Don’t: Fall for cliques’ hype.
“The thing you need to be most careful of,” Stamatelos says, is becoming part of factions that will try to recruit you to their sides of pre-existing office conflicts. “They want that ammunition.” She recommends maintaining diplomacy by saying, for instance, that you haven’t had a chance to get to know a person who is being talked about or to read up on a policy that is being criticized. She also recommends that newbies hang out with different groups in the beginning. “If you do like a few people, that’s great, but make it a point to meet other people. You don’t know who’s who in the zoo!
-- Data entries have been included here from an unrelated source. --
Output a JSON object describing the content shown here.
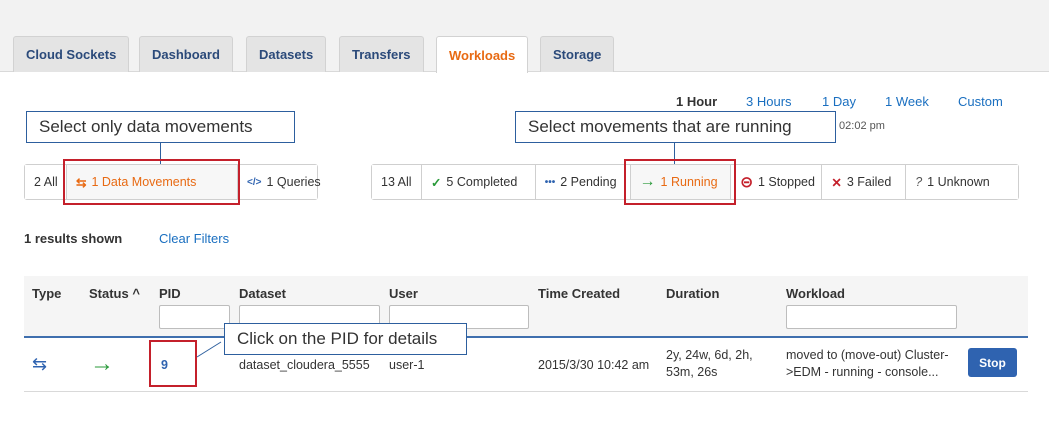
{
  "tabs": [
    {
      "label": "Cloud Sockets",
      "active": false
    },
    {
      "label": "Dashboard",
      "active": false
    },
    {
      "label": "Datasets",
      "active": false
    },
    {
      "label": "Transfers",
      "active": false
    },
    {
      "label": "Workloads",
      "active": true
    },
    {
      "label": "Storage",
      "active": false
    }
  ],
  "time_range": {
    "options": [
      "1 Hour",
      "3 Hours",
      "1 Day",
      "1 Week",
      "Custom"
    ],
    "selected": "1 Hour",
    "range_text": "— 02:02 pm"
  },
  "callouts": {
    "data_movements": "Select only data movements",
    "running": "Select movements that are running",
    "pid": "Click on the PID for details"
  },
  "type_filters": [
    {
      "label": "2 All",
      "icon": "",
      "selected": false
    },
    {
      "label": "1 Data Movements",
      "icon": "arrows-exchange-icon",
      "glyph": "⇆",
      "selected": true
    },
    {
      "label": "1 Queries",
      "icon": "code-icon",
      "glyph": "</>",
      "selected": false
    }
  ],
  "status_filters": [
    {
      "label": "13 All",
      "icon": "",
      "glyph": "",
      "selected": false
    },
    {
      "label": "5 Completed",
      "icon": "check-icon",
      "glyph": "✓",
      "color": "#2a9a3a",
      "selected": false
    },
    {
      "label": "2 Pending",
      "icon": "dots-icon",
      "glyph": "•••",
      "color": "#2f63b0",
      "selected": false
    },
    {
      "label": "1 Running",
      "icon": "arrow-right-icon",
      "glyph": "→",
      "color": "#2a9a3a",
      "selected": true
    },
    {
      "label": "1 Stopped",
      "icon": "stop-circle-icon",
      "glyph": "⊝",
      "color": "#c4202b",
      "selected": false
    },
    {
      "label": "3 Failed",
      "icon": "x-icon",
      "glyph": "✕",
      "color": "#c4202b",
      "selected": false
    },
    {
      "label": "1 Unknown",
      "icon": "question-icon",
      "glyph": "?",
      "color": "#555",
      "selected": false
    }
  ],
  "results": {
    "shown": "1 results shown",
    "clear": "Clear Filters"
  },
  "table": {
    "columns": [
      "Type",
      "Status ^",
      "PID",
      "Dataset",
      "User",
      "Time Created",
      "Duration",
      "Workload"
    ],
    "rows": [
      {
        "type_icon": "⇆",
        "status_icon": "→",
        "pid": "9",
        "dataset": "dataset_cloudera_5555",
        "user": "user-1",
        "time_created": "2015/3/30 10:42 am",
        "duration_1": "2y, 24w, 6d, 2h,",
        "duration_2": "53m, 26s",
        "workload_1": "moved to (move-out) Cluster-",
        "workload_2": ">EDM - running - console...",
        "action": "Stop"
      }
    ]
  },
  "colors": {
    "accent": "#e86a13",
    "link": "#1a6fc0",
    "highlight": "#c4202b",
    "callout_border": "#2d5f9e",
    "button": "#2f63b0"
  }
}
You may have hooked on to the trouble-making group.”
She adds, “I’ve not yet been to a company of more than two people that doesn’t have office politics, cliques, and issues,” she says.
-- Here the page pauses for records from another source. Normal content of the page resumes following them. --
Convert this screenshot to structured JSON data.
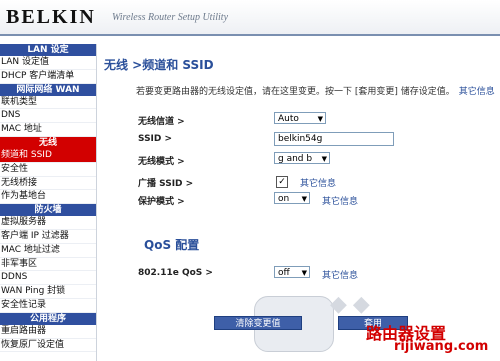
{
  "header": {
    "logo": "BELKIN",
    "tagline": "Wireless Router Setup Utility"
  },
  "sidebar": {
    "lan_section": "LAN 设定",
    "lan_items": [
      "LAN 设定值",
      "DHCP 客户端清单"
    ],
    "wan_section": "网际网络 WAN",
    "wan_items": [
      "联机类型",
      "DNS",
      "MAC 地址"
    ],
    "wireless_section": "无线",
    "wireless_items": [
      "频道和 SSID",
      "安全性",
      "无线桥接",
      "作为基地台"
    ],
    "firewall_section": "防火墙",
    "firewall_items": [
      "虚拟服务器",
      "客户端 IP 过滤器",
      "MAC 地址过滤",
      "非军事区",
      "DDNS",
      "WAN Ping 封锁",
      "安全性记录"
    ],
    "utility_section": "公用程序",
    "utility_items": [
      "重启路由器",
      "恢复原厂设定值"
    ]
  },
  "main": {
    "title": "无线 >频道和 SSID",
    "description": "若要变更路由器的无线设定值，请在这里变更。按一下 [套用变更] 储存设定值。",
    "description_more": "其它信息",
    "channel_label": "无线信道 >",
    "channel_value": "Auto",
    "ssid_label": "SSID >",
    "ssid_value": "belkin54g",
    "mode_label": "无线模式 >",
    "mode_value": "g and b",
    "broadcast_label": "广播 SSID >",
    "broadcast_checked": "✓",
    "broadcast_more": "其它信息",
    "protect_label": "保护模式 >",
    "protect_value": "on",
    "protect_more": "其它信息",
    "qos_title": "QoS 配置",
    "qos_label": "802.11e QoS >",
    "qos_value": "off",
    "qos_more": "其它信息",
    "clear_button": "清除变更值",
    "apply_button": "套用"
  },
  "watermark": {
    "line1": "路由器设置",
    "line2": "rijiwang.com"
  },
  "colors": {
    "nav_blue": "#2f4f9f",
    "active_red": "#d20000",
    "title_blue": "#2a4f9a"
  }
}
Don’t: Impose your style right off the bat.
Especially if you’re not in a managerial position, Stamatelos says, take time to “get the lay of the land. Does everyone come in at seven in the morning or at five after nine? Do they tend to bring their lunch or all go out for lunch together?” Departing too conspicuously from norms, she says, puts you at risk for being perceived as a haughty or stubborn person who can’t work with the team.
Don’t: Be a show-off.
In the beginning, Stamatelos says, “you’re very excited, and you want to show what you know—but people can be very funny.” They might be attached to their way of doing things or just resent those with new ideas as know-it-alls. Again, diplomacy is key. Good ideas include pointing out that your coworkers have the experience to know if a given solution would work at a given company. And, generally, coworkers like to be consulted and included by new people making suggestions. “You have to be genteel.”
Don’t: Come in as a “gangbusters” manager.
Yes, you were hired to lead, even to shake things up, but Stamatelos points out that you still need cooperative workers, which almost always means ones who feel comfortable and empowered. If, as a new manager, you have cuts to make, she recommends letting your team know that you appreciate them and even asking them where they think costs could be reduced. “They’re not gonna like a cut any better, but it’s more palatable.”
Don’t: Lose patience or confidence.
Many HR managers say it takes about six months to really know your job, and—while it could happen faster—it could also take a year or longer. But keep in mind: “You got hired for a reason,” Stamatelos says.